Paddle beyond the first island and treat yourself to a magical mangrove tunnel that is somewhat hidden halfway down to the second island. It’s a short cut through so take your time experiencing the shadows of light that filter through the mangrove canopy. This is always a comfortable shady place to stop and hydrate.


You’ll exit the tunnel to a shallow cove where you can watch the stingrays and crabs play on the grassy bottom. Resident manatees enjoy the cove’s calm, warm waters and they will often approach your boat, but do not touch or feed them as they are a protected species. Just sit quietly and watch as they playfully cavort in the water or hoist themselves up on the riverbank for some tasty vegetation. You might even get lucky and see an amorous manatee couple mating in plain sight.


Paddling east you’ll soon see the marina and you’re back your launch site. Manatees love to nap in the shadows of the 400 ft. boardwalk, so keep your eyes peeled. They can fool you sometimes by looking like a big rock on the bottom.

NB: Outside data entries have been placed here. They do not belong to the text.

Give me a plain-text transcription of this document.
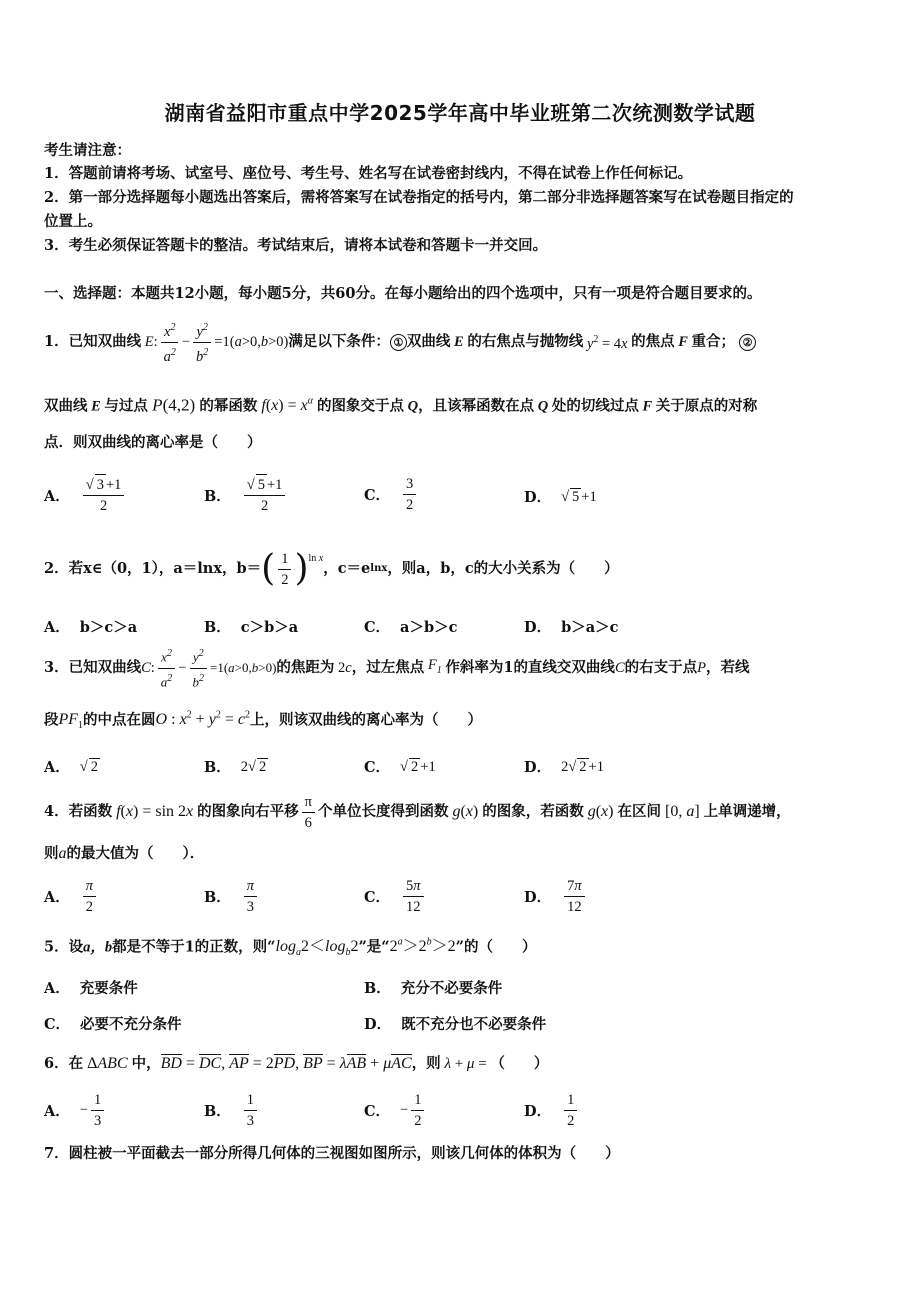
湖南省益阳市重点中学2025学年高中毕业班第二次统测数学试题
考生请注意：
1．答题前请将考场、试室号、座位号、考生号、姓名写在试卷密封线内，不得在试卷上作任何标记。
2．第一部分选择题每小题选出答案后，需将答案写在试卷指定的括号内，第二部分非选择题答案写在试卷题目指定的
位置上。
3．考生必须保证答题卡的整洁。考试结束后，请将本试卷和答题卡一并交回。
一、选择题：本题共12小题，每小题5分，共60分。在每小题给出的四个选项中，只有一项是符合题目要求的。
1．已知双曲线 E : $\frac{x^2}{a^2} - \frac{y^2}{b^2} =1(a>0,b>0)$ 满足以下条件： ① 双曲线 E 的右焦点与抛物线 $y^2 = 4x$ 的焦点 F 重合； ②
双曲线 E 与过点 P(4,2) 的幂函数 $f(x) = x^\alpha$ 的图象交于点 Q，且该幂函数在点 Q 处的切线过点 F 关于原点的对称
点．则双曲线的离心率是（　　）
A． $\frac{√ 3 +1}{2}$	B． $\frac{√ 5 +1}{2}$	C． $\frac{3}{2}$	D． √ 5 +1
2．若 x∈（0，1），a＝lnx，b＝ ( $\frac{1}{2} )^{ln x}$
，c＝e lnx ，则a，b，c的大小关系为（　　）
A． b＞c＞a	B． c＞b＞a	C． a＞b＞c	D． b＞a＞c
3．已知双曲线 C : $\frac{x^2}{a^2} - \frac{y^2}{b^2} =1(a>0,b>0)$ 的焦距为 2c ，过左焦点 $F_1$ 作斜率为 1 的直线交双曲线 C 的右支于点 P ，若线
段$PF_1$的中点在圆O : $x^2 + y^2 = c^2$上，则该双曲线的离心率为（　　）
A． √ 2	B． 2√ 2	C． √ 2 +1	D． 2√ 2 +1
4．若函数 f(x) = sin 2x 的图象向右平移 $\frac{\pi}{6}$ 个单位长度得到函数 g(x) 的图象，若函数 g(x) 在区间 [0, a] 上单调递增，
则a的最大值为（　　）．
A． $\frac{\pi}{2}$	B． $\frac{\pi}{3}$	C． $\frac{5\pi}{12}$	D． $\frac{7\pi}{12}$
5．设a，b都是不等于1的正数，则“$\log_a2<\log_b2$”是“$2^a>2^b>2$”的（　　）
A． 充要条件	B． 充分不必要条件
C． 必要不充分条件	D． 既不充分也不必要条件
6．在 ΔABC 中，BD = DC, AP = 2PD, BP = λAB + μAC，则 λ + μ = （　　）
A． − $\frac{1}{3}$	B． $\frac{1}{3}$	C． − $\frac{1}{2}$	D． $\frac{1}{2}$
7．圆柱被一平面截去一部分所得几何体的三视图如图所示，则该几何体的体积为（　　）
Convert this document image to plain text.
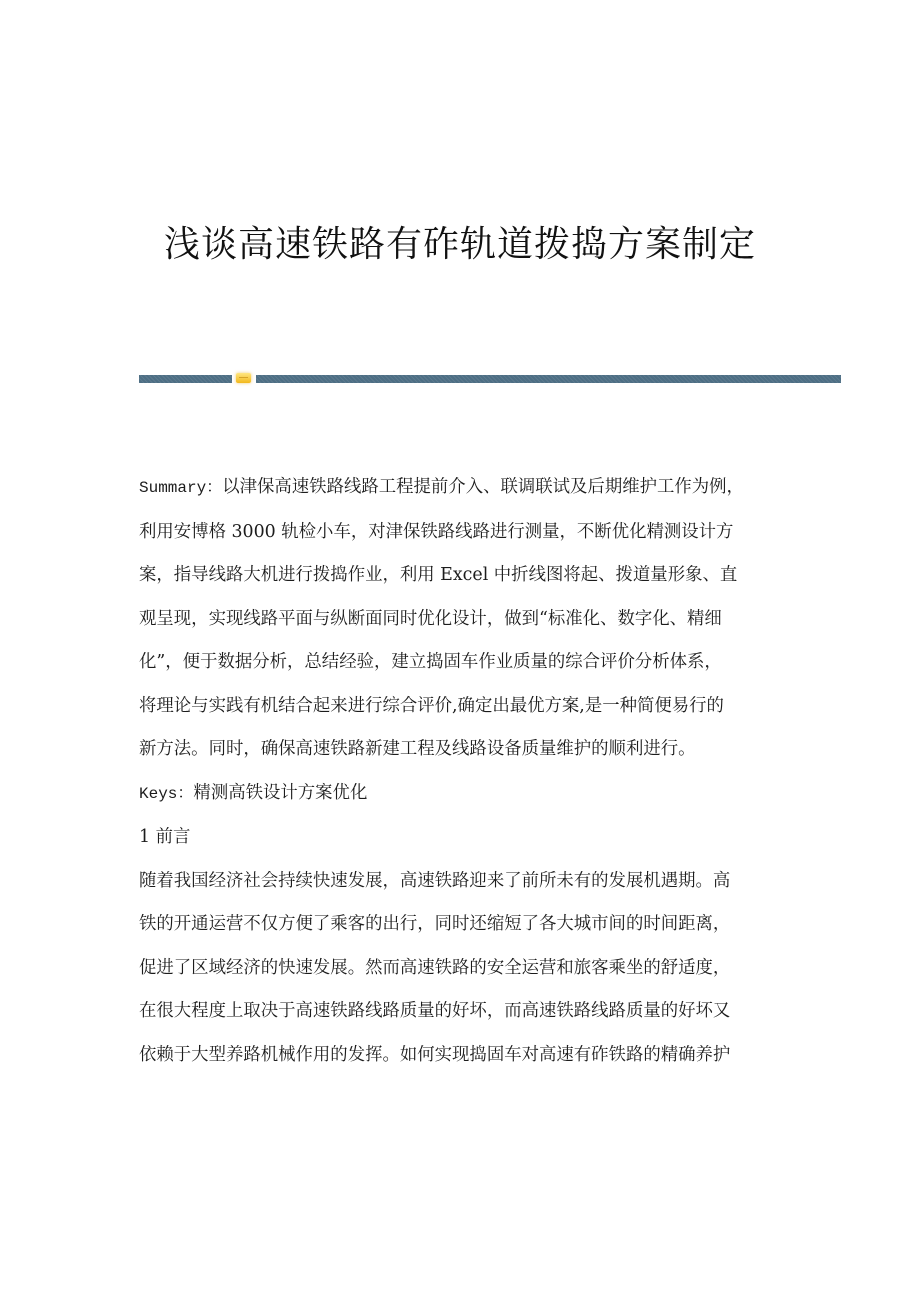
浅谈高速铁路有砟轨道拨捣方案制定

Summary：以津保高速铁路线路工程提前介入、联调联试及后期维护工作为例，

利用安博格 3000 轨检小车，对津保铁路线路进行测量，不断优化精测设计方

案，指导线路大机进行拨捣作业，利用 Excel 中折线图将起、拨道量形象、直

观呈现，实现线路平面与纵断面同时优化设计，做到“标准化、数字化、精细

化”，便于数据分析，总结经验，建立捣固车作业质量的综合评价分析体系，

将理论与实践有机结合起来进行综合评价,确定出最优方案,是一种简便易行的

新方法。同时，确保高速铁路新建工程及线路设备质量维护的顺利进行。

Keys：精测高铁设计方案优化

1 前言

随着我国经济社会持续快速发展，高速铁路迎来了前所未有的发展机遇期。高

铁的开通运营不仅方便了乘客的出行，同时还缩短了各大城市间的时间距离，

促进了区域经济的快速发展。然而高速铁路的安全运营和旅客乘坐的舒适度，

在很大程度上取决于高速铁路线路质量的好坏，而高速铁路线路质量的好坏又

依赖于大型养路机械作用的发挥。如何实现捣固车对高速有砟铁路的精确养护
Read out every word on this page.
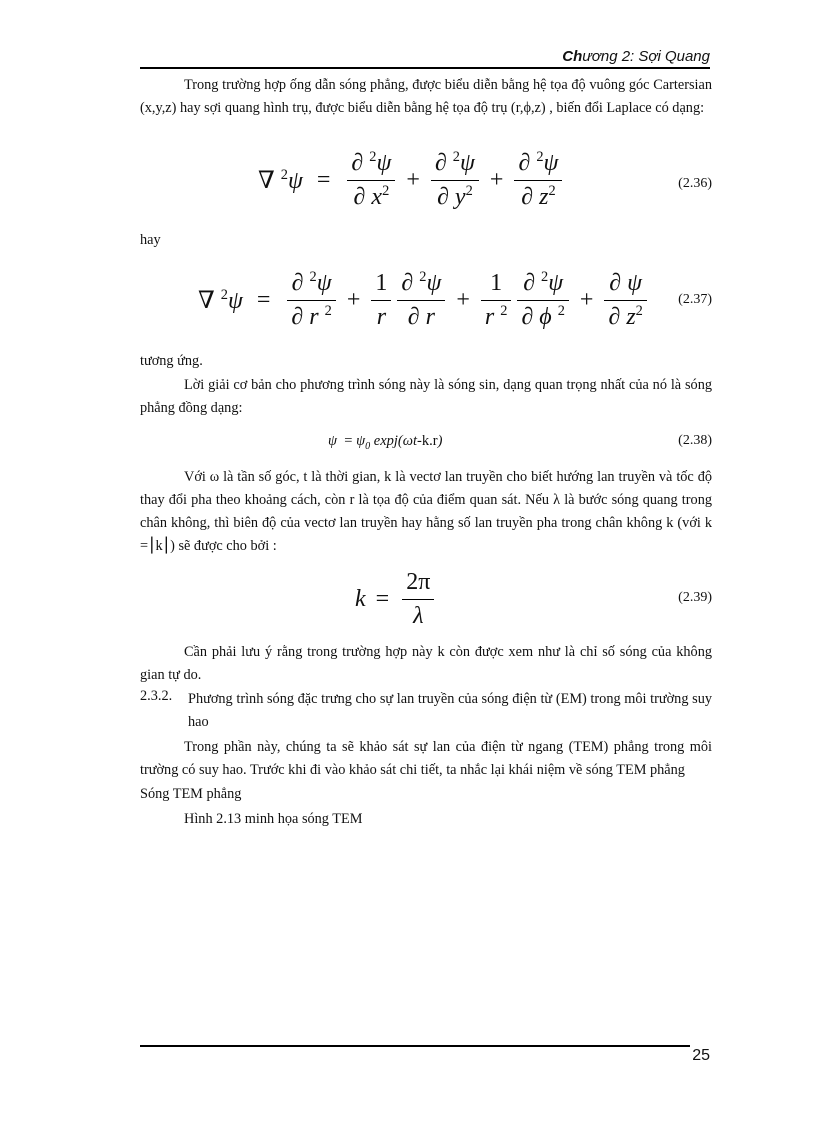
Chương 2: Sợi Quang
Trong trường hợp ống dẫn sóng phẳng, được biểu diễn bằng hệ tọa độ vuông góc Cartersian (x,y,z) hay sợi quang hình trụ, được biểu diễn bằng hệ tọa độ trụ (r,ϕ,z) , biến đổi Laplace có dạng:
∇ $^2\psi = \frac{\partial ^2\psi}{\partial x^2} + \frac{\partial ^2\psi}{\partial y^2} + \frac{\partial ^2\psi}{\partial z^2}$	(2.36)
hay
∇ $^2\psi = \frac{\partial ^2\psi}{\partial r ^2} + \frac{1}{r} \frac{\partial ^2\psi}{\partial r} + \frac{1}{r ^2} \frac{\partial ^2\psi}{\partial \phi ^2} + \frac{\partial \psi}{\partial z^2} (2.37)$
tương ứng.
Lời giải cơ bản cho phương trình sóng này là sóng sin, dạng quan trọng nhất của nó là sóng phẳng đồng dạng:
$\psi = \psi_0$ expj(ωt-k.r)	(2.38)
Với ω là tần số góc, t là thời gian, k là vectơ lan truyền cho biết hướng lan truyền và tốc độ thay đổi pha theo khoảng cách, còn r là tọa độ của điểm quan sát. Nếu λ là bước sóng quang trong chân không, thì biên độ của vectơ lan truyền hay hằng số lan truyền pha trong chân không k (với k =⎮k⎮) sẽ được cho bởi :
$k = \frac{2\pi}{\lambda}$	(2.39)
Cần phải lưu ý rằng trong trường hợp này k còn được xem như là chỉ số sóng của không gian tự do.
2.3.2. Phương trình sóng đặc trưng cho sự lan truyền của sóng điện từ (EM) trong môi trường suy hao
Trong phần này, chúng ta sẽ khảo sát sự lan của điện từ ngang (TEM) phẳng trong môi trường có suy hao. Trước khi đi vào khảo sát chi tiết, ta nhắc lại khái niệm về sóng TEM phẳng
Sóng TEM phẳng
Hình 2.13 minh họa sóng TEM
25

The next time you paddle, reverse your path, venture further south from the cove or across the channel to relax on a spoil island. The island directly west of Round Island in the middle of the Indian River Lagoon has a nice sandy beach for wading and a picnic area complete with fire pit. Just make sure you take your trash with you and dispose of it properly.


Before you leave the area take the time to cross the pedestrian bridge and walk the dirt path through the field of purple and pink periwinkles to the fishing pier where you can try your luck casting a line to see what bites. River otters often dart in and out of the mangroves on this side of the small island and they are always fun to watch as they seemingly tease you with their game of hide and seek. When you leave the pier, veer right and follow the less traveled path to the observation tower. It’s definitely worth climbing the stairs to the very top where you’ll be rewarded with a panoramic view of the park and surrounding waters.


As an added bonus, cool off with a refreshing dip in the ocean just across A1A at Round Island Oceanside Park. Though if the ocean is clear and calm and you still have the energy, you could haul or wheel your kayak over the dune cross-over boardwalk and paddle out. Just offshore are four parallel reefs that are home to 400 different species of marine life. The first reef is a short 100-yard paddle where you might encounter a dolphin or two gliding effortlessly in the ocean currents. The guarded beach has shaded pavilions and picnic tables, restrooms, walking trails, water fountains and even outdoor showers to rinse off before you head home.